Open Season on Judgment Debts in Bankruptcy Proceedings
In a decision of considerable concern to creditors1, the High Court has determined that a bankruptcy notice founded on a judgment debt is open to challenge on the basis that there is a “sufficient reason” for questioning the underlying debt – even if that judgment was the product of a fully contested trial in which both parties were legally represented, and was not procured by fraud or collusion.
As a result of this decision, creditors (and the Courts) can expect more challenges to bankruptcy notices and more judgment debtors seeking to introduce fresh evidence to cast doubt on the underlying debts.
When making a sequestration order, the Bankruptcy Act requires the Court to be satisfied that the debt on which the petitioning creditor relies is still owing. In doing so, the overwhelmingly accepted practice in bankruptcy proceedings is to treat judgment debts as conclusive evidence that the petitioning creditor has a valid and enforceable debt. Historical anomalies aside, the only exceptions to this well-founded practice being:
- default judgments (ie judgments entered without any determination of the merits)

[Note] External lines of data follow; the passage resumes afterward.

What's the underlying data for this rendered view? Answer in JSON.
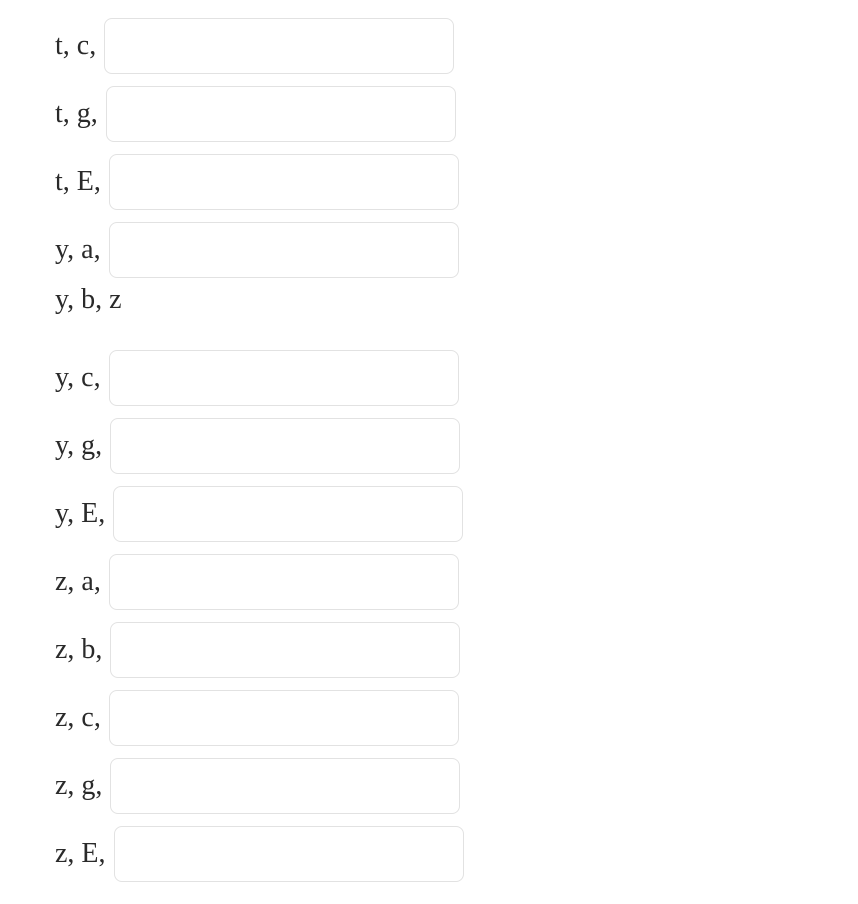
{
  "rows": [
    {
      "label": "t, c,",
      "has_input": true,
      "value": ""
    },
    {
      "label": "t, g,",
      "has_input": true,
      "value": ""
    },
    {
      "label": "t, E,",
      "has_input": true,
      "value": ""
    },
    {
      "label": "y, a,",
      "has_input": true,
      "value": ""
    },
    {
      "label": "y, b, z",
      "has_input": false,
      "value": ""
    },
    {
      "label": "y, c,",
      "has_input": true,
      "value": ""
    },
    {
      "label": "y, g,",
      "has_input": true,
      "value": ""
    },
    {
      "label": "y, E,",
      "has_input": true,
      "value": ""
    },
    {
      "label": "z, a,",
      "has_input": true,
      "value": ""
    },
    {
      "label": "z, b,",
      "has_input": true,
      "value": ""
    },
    {
      "label": "z, c,",
      "has_input": true,
      "value": ""
    },
    {
      "label": "z, g,",
      "has_input": true,
      "value": ""
    },
    {
      "label": "z, E,",
      "has_input": true,
      "value": ""
    }
  ]
}
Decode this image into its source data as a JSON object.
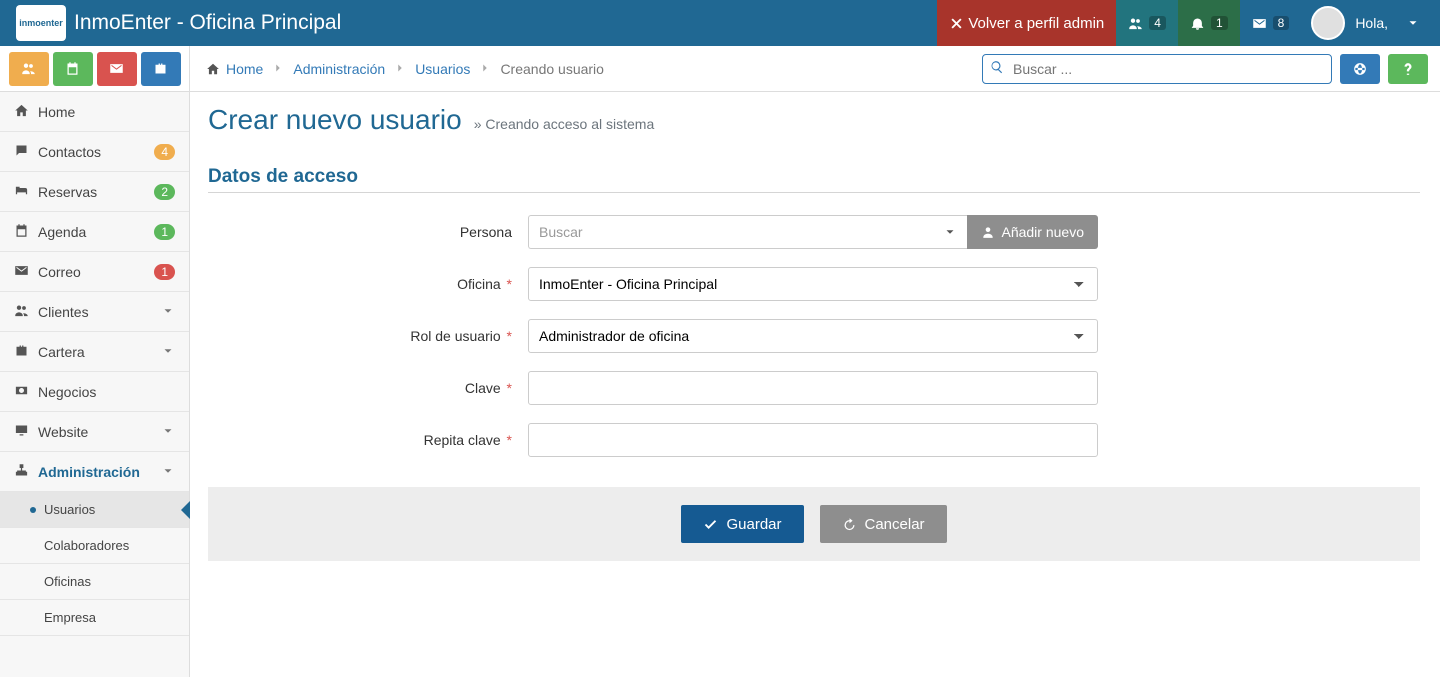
{
  "header": {
    "app_title": "InmoEnter - Oficina Principal",
    "back_admin": "Volver a perfil admin",
    "badge_users": "4",
    "badge_bell": "1",
    "badge_mail": "8",
    "user_greet": "Hola,"
  },
  "breadcrumb": {
    "home": "Home",
    "admin": "Administración",
    "users": "Usuarios",
    "current": "Creando usuario"
  },
  "search": {
    "placeholder": "Buscar ..."
  },
  "sidebar": {
    "home": "Home",
    "contactos": "Contactos",
    "reservas": "Reservas",
    "agenda": "Agenda",
    "correo": "Correo",
    "clientes": "Clientes",
    "cartera": "Cartera",
    "negocios": "Negocios",
    "website": "Website",
    "admin": "Administración",
    "badges": {
      "contactos": "4",
      "reservas": "2",
      "agenda": "1",
      "correo": "1"
    },
    "sub": {
      "usuarios": "Usuarios",
      "colaboradores": "Colaboradores",
      "oficinas": "Oficinas",
      "empresa": "Empresa"
    }
  },
  "page": {
    "title": "Crear nuevo usuario",
    "subtitle": "Creando acceso al sistema",
    "section": "Datos de acceso"
  },
  "form": {
    "persona_label": "Persona",
    "persona_placeholder": "Buscar",
    "add_new": "Añadir nuevo",
    "oficina_label": "Oficina",
    "oficina_value": "InmoEnter - Oficina Principal",
    "rol_label": "Rol de usuario",
    "rol_value": "Administrador de oficina",
    "clave_label": "Clave",
    "repita_label": "Repita clave"
  },
  "actions": {
    "save": "Guardar",
    "cancel": "Cancelar"
  }
}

- judgments obtained by fraud or collusion and
- judgments that are on appeal.
The High Court’s decision in Ramsay means that judgment creditors can no longer be confident that the Bankruptcy Court will accept a finally determined judgment as reliable evidence of the relevant debt.
In Ramsay, the creditor had sued the debtor in the Supreme Court under a guarantee. The debtor (who was legally represented) defended the claim on the basis that he was mistaken about the meaning of the guarantee when he signed it. He did not dispute the quantum of his indebtedness. The Court did not accept his defence and, after a contested hearing, the Court entered judgment for the amount claimed. The debtor did not appeal, and the creditor then served a bankruptcy notice requiring that he pay the judgment debt. The debtor did not comply, and the creditor then applied for a sequestration order in the Federal Court.
In the bankruptcy proceeding, the debtor opposed the creditor’s petition and contended that the Court should exercise its discretion to “go behind” the judgment upon which the petition was based and consider whether the amount of the claimed debt was actually owing. In doing so, the debtor introduced fresh evidence that he was entitled to various “offsets” and “rebates” from the creditor, such that the creditor may in truth and reality be indebted to the debtor. There was no suggestion that the judgment was obtained by fraud or collusion.
At first instance, the primary judge declined to go behind the judgment debt for reasons including:
- the judgment debtor was represented by Counsel before the Supreme Court
- the factual matters relating to the “offsets” and “rebates” were available to the debtor at the time of the Supreme Court hearing
- a forensic decision had been made by the judgment debtor not to challenge the quantum of his indebtedness before the Supreme Court and
- no explanation had been provided as to why the quantum of indebtedness was not put in issue before the Supreme Court.
The debtor successfully appealed to the Full Federal Court, which appeal was upheld by a majority of the High Court. Relevantly, the majority held that:
- the Bankruptcy Act imposes an obligation on the Bankruptcy Court to be satisfied that the debt on which the petitioning creditor relies is still owing. That obligation serves to protect third party creditors whose interest in being paid their debts in full should not be prejudiced by the making of a sequestration order in reliance on a judgment debt which does not reflect the true indebtedness of the debtor to the petitioning creditor
- the Court may go behind a judgment debt (obtained after a contested hearing) where there has been a “miscarriage of justice”, which in this context is not limited to cases where the judgment is so tainted that it may be set aside and
- the fact that a judgment was obtained without collusion or fraud after a contested hearing does not preclude the possibility of there being “sufficient reason” for questioning the underlying debt.
The majority rejected the creditor’s arguments that the Court should have regard to the principles of finality in litigation and that the Bankruptcy Court should “not become an appeal court from other tribunals”.
The High Court’s decision is an unfortunate development in the law of bankruptcy. It creates uncertainty, raises an additional obstacle to creditors seeking to enforce judgment debts, and will likely lead to more litigation and a greater number of appeals.
Nevertheless, it is hoped that the Bankruptcy Court will apply the High Court’s reasoning consistent with common sense and exercise their discretion to go behind judgment debts (obtained after contested hearings) only in exceptional circumstances. Watch this space.